We've got some travel with our nieces and nephew coming up, so it was time to dust off my collection of makePads and insure everything was ready for the kids to start creating.
The BLU Advance 4.0 has been working well as the makePad's hardware platform. The device is compact, cheap and functional. At $40 each, I can comfortably hand the phone to a kid and not worry how rough they'll play with it. One nagging limitation, however, is the quality of the camera. At 5 megapixels, the photos are fine at small sizes, but any degree of enlargement reveals how sub-par the pics are. I've wrestled with this pretty extensively: do the photos really need to be high quality? Could the lower quality be considered a creative constraint? How big a jump in megapixels would I need before I saw a notable difference?

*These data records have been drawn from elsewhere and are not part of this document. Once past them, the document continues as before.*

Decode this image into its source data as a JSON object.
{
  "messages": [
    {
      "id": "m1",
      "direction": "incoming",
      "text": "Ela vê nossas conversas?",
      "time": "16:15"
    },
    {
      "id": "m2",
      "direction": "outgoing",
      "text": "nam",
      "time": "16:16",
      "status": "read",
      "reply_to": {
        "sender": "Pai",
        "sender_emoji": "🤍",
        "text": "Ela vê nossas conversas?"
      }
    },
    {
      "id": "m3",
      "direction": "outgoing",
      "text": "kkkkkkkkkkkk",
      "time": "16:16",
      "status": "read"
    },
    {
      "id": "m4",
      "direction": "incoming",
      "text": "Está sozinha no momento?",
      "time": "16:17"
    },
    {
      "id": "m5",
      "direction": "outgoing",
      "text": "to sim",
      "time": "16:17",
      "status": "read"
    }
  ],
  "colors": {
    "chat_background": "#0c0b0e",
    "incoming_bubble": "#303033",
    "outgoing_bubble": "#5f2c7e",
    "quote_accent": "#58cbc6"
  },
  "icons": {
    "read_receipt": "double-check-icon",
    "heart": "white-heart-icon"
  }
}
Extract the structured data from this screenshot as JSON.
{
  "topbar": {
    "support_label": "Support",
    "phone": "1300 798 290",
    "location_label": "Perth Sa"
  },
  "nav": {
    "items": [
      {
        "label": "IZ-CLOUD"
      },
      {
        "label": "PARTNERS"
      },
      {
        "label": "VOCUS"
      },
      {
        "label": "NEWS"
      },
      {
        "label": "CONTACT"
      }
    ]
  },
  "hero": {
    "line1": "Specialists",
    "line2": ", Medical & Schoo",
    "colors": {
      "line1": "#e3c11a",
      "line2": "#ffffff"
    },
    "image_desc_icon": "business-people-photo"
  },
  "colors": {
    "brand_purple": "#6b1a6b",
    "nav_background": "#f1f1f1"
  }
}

Thankfully, Shira stepped in with a suggestion: swap the thought experiment with actual tests. That is, buy a bunch of BLU phones and do a photo shootout. And that's what I did.
The photos below are from a BLU Advance 4.0, BLU Advance 5.2 and a BLU R2 Plus. These have 5, 8 and 13 megapixel cameras respectively:
I found the results of this test to be insightful. At low resolutions, for example the thumbnails above, all the cameras look about the same. When enlarged, it's obvious at the A5 is better quality than the A4 and the R2 is leaps ahead of the A5. However, the jump from the 5 megapixel A4 to 8 megapixel A5 isn't as dramatic as I'd hoped. It's only when you hit 13 megapixels that you start to see some real improvement. So trading up to A5 from the A4 to gain 3 megapixels isn't worth it.
This is perhaps the best advertisement I've ever seen for a point and shoot digital camera. I'm tempted to try out this $40, 20 megapixel camera to see if it can deliver high quality pictures at a budget price tag. Though, a stand alone camera loses out to even the A4 in terms of versatility, so I'm not sure what that test would ultimately teach me.
Bottom line: unless I want to splurge on the $100/device, I'm just going to have to accept the cruddy image quality of the BLU A4.